Intermountain Health Care, an integrated health-care system in Salt Lake City, sidesteps the security issue altogether by stripping its databases of any patient identifiers. Only an account number is used to link elements of a patient’s record, stored in six Oracle data marts. Leaving the data anonymous ensures that any of Intermountain’s 20,000 or so employees can access its riches through the company’s intranet, says Data Warehousing Project Leader Ping Wang. Doctors mine Intermountain’s Oracle database themselves using Netscape or Microsoft Explorer browsers to answer what-if questions and determine the most appropriate treatments.

Removing patient identifiers from the database makes sense for organizations interested in looking at their data in the aggregate. But it also limits what can be accomplished with the data. If no names are included, providers cannot find and alert patients whose lab results or vital signs deviate from the norm, indicating that they are at risk for certain medical conditions. Because Norwalk, Conn.-based managed-care provider Oxford Health Plans’ database does include patient identifiers, Oxford’s medical analysis team can refer problems it finds to the disease management program team, which alerts the affected patients’ physicians. Omitting patient identifiers also rules out the kind of real-time decision making in practice at HRG. If a problem arises while an HRG patient is undergoing dialysis, nurses can use SSI’s Homer software to compare the patient’s real-time data with that of other HRG patients who have had similar problems to find the best solution, says the company’s president, Cynthia Jansen.

Cultivating User Buy-In

Getting buy-in from the end user can be another thorny area for IS executives implementing a data mining project.
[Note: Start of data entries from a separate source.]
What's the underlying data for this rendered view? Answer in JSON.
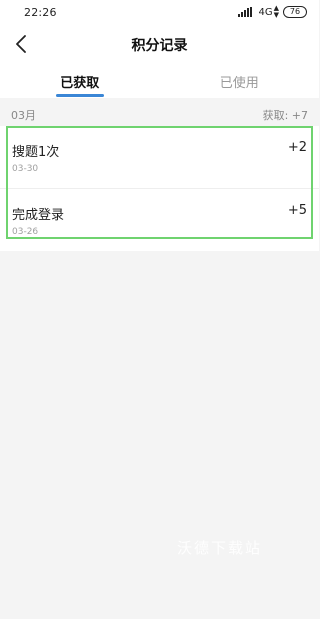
{
  "status_bar": {
    "time": "22:26",
    "network": "4G",
    "battery": "76"
  },
  "header": {
    "title": "积分记录",
    "back_icon": "chevron-left-icon"
  },
  "tabs": [
    {
      "label": "已获取",
      "active": true
    },
    {
      "label": "已使用",
      "active": false
    }
  ],
  "month_group": {
    "month": "03月",
    "summary": "获取: +7"
  },
  "records": [
    {
      "name": "搜题1次",
      "date": "03-30",
      "points": "+2"
    },
    {
      "name": "完成登录",
      "date": "03-26",
      "points": "+5"
    }
  ],
  "watermark": "沃德下载站",
  "colors": {
    "accent": "#3a86d6",
    "highlight": "#6fd36f",
    "background": "#f4f4f4"
  }
}
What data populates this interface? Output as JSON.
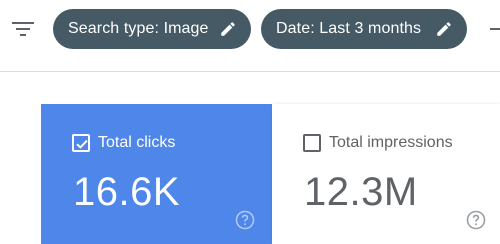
{
  "filters": {
    "chips": [
      {
        "label": "Search type: Image"
      },
      {
        "label": "Date: Last 3 months"
      }
    ]
  },
  "metrics": {
    "clicks": {
      "label": "Total clicks",
      "value": "16.6K",
      "checked": true
    },
    "impressions": {
      "label": "Total impressions",
      "value": "12.3M",
      "checked": false
    }
  },
  "colors": {
    "chip_bg": "#455a64",
    "clicks_card_bg": "#4e86ea",
    "impressions_text": "#5f6368"
  },
  "icons": {
    "filter": "filter-list-icon",
    "edit": "pencil-icon",
    "help": "help-circle-icon"
  }
}
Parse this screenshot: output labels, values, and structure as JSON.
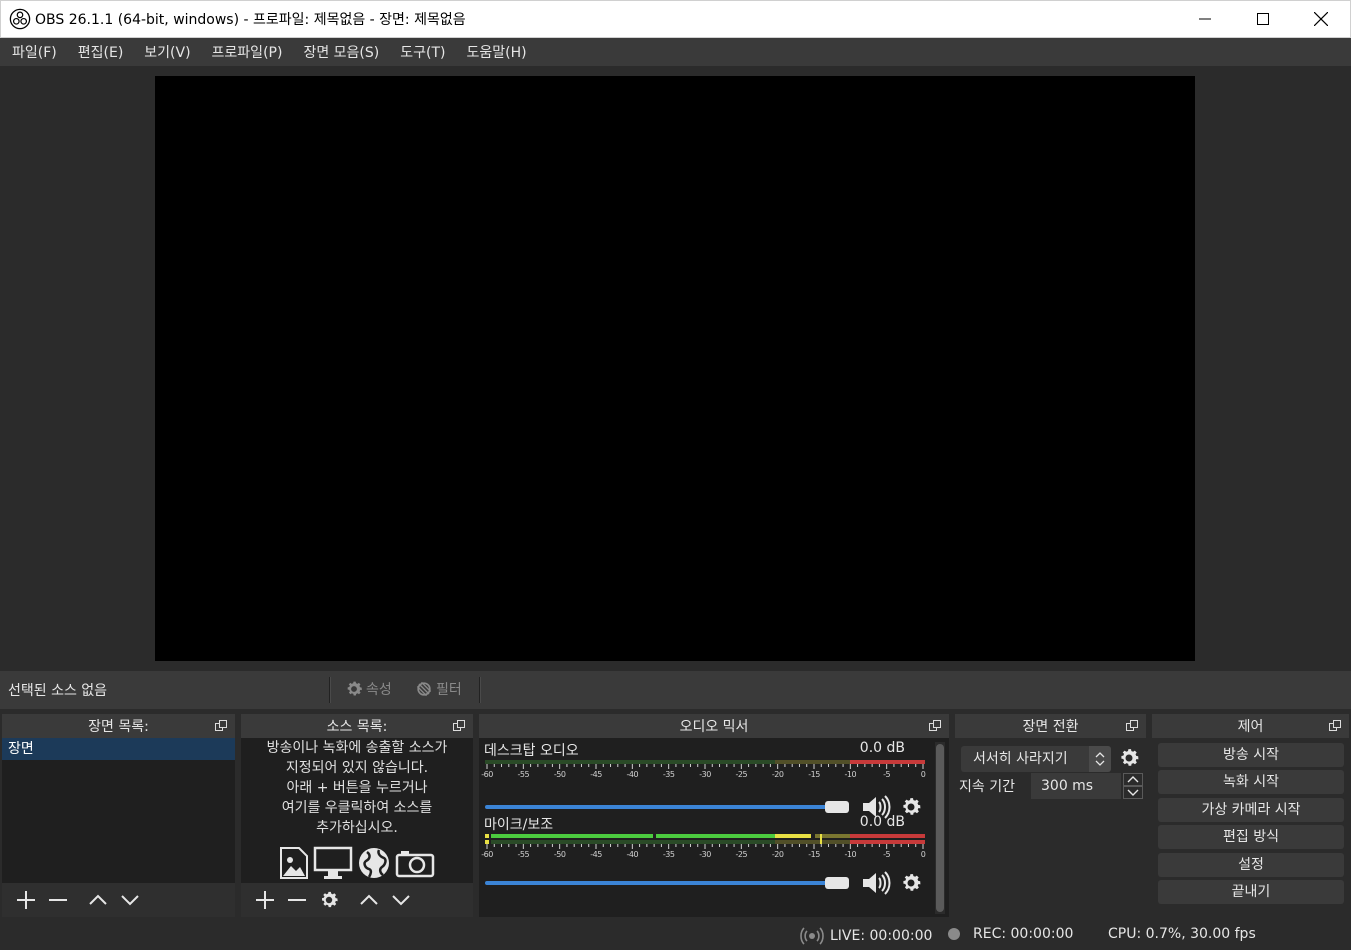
{
  "window": {
    "title": "OBS 26.1.1 (64-bit, windows) - 프로파일: 제목없음 - 장면: 제목없음"
  },
  "menu": [
    "파일(F)",
    "편집(E)",
    "보기(V)",
    "프로파일(P)",
    "장면 모음(S)",
    "도구(T)",
    "도움말(H)"
  ],
  "context": {
    "no_source": "선택된 소스 없음",
    "properties": "속성",
    "filters": "필터"
  },
  "scenes": {
    "title": "장면 목록:",
    "items": [
      "장면"
    ]
  },
  "sources": {
    "title": "소스 목록:",
    "hint_lines": [
      "방송이나 녹화에 송출할 소스가",
      "지정되어 있지 않습니다.",
      "아래 + 버튼을 누르거나",
      "여기를 우클릭하여 소스를",
      "추가하십시오."
    ]
  },
  "mixer": {
    "title": "오디오 믹서",
    "ticks": [
      "-60",
      "-55",
      "-50",
      "-45",
      "-40",
      "-35",
      "-30",
      "-25",
      "-20",
      "-15",
      "-10",
      "-5",
      "0"
    ],
    "channels": [
      {
        "name": "데스크탑 오디오",
        "db": "0.0 dB",
        "volume": 1.0
      },
      {
        "name": "마이크/보조",
        "db": "0.0 dB",
        "volume": 1.0
      }
    ]
  },
  "transitions": {
    "title": "장면 전환",
    "selected": "서서히 사라지기",
    "duration_label": "지속 기간",
    "duration_value": "300 ms"
  },
  "controls": {
    "title": "제어",
    "buttons": [
      "방송 시작",
      "녹화 시작",
      "가상 카메라 시작",
      "편집 방식",
      "설정",
      "끝내기"
    ]
  },
  "status": {
    "live": "LIVE: 00:00:00",
    "rec": "REC: 00:00:00",
    "cpu": "CPU: 0.7%, 30.00 fps"
  },
  "colors": {
    "meter_green": "#4ccb3f",
    "meter_yellow": "#e8e044",
    "meter_red": "#c73a3a",
    "slider_blue": "#3b84d6",
    "selected_scene": "#1c3a59"
  }
}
Convincing users in marketing, HR or out in the field (be it branch office employees or doctors in a hospital) to surrender peacefully their standard modes of operation for a new technology is never easy. Doctors might be even less tolerant to forced change than most users since they’re accustomed to a high degree of professional autonomy. “The doctors were nervous at first about being compared because they saw their reputations at stake,” says Brickman about Sentara’s data mining efforts. “They believe they graduated from medical school and should be allowed to make their own decisions.”

One way to foster user acceptance is to keep the data model as simple and easy to understand as possible. End users—doctors included—will never agree to change their procedures if they don’t understand how the system works. “If I make the model very complex and intricate, how do I expect a novice with no IS background to do a query?” asks Reed.

But the surest way to circumvent end-user resistance in this and all other major IS initiatives is to include users from the beginning and listen to their feedback. Reese’s strategy of proving the concept with a real-life example also can’t hurt. After seeing the value of data mining for pneumonia patients, the Sentara doctors embraced the concept. “This is not about good and bad doctors, it’s about good and bad processes,” says Reese. “The premise is that physicians want to help patients. If you can convince the doctors that something’s good for the patients, then you’re OK.”

And, as it turns out, so are the patients. In time, data mining could render obsolete numbers like the 12 percent pneumonia mortality rate at Sentara. And if it can help hospitals save more lives, just imagine what it could do for your manufacturing plant or customer service center.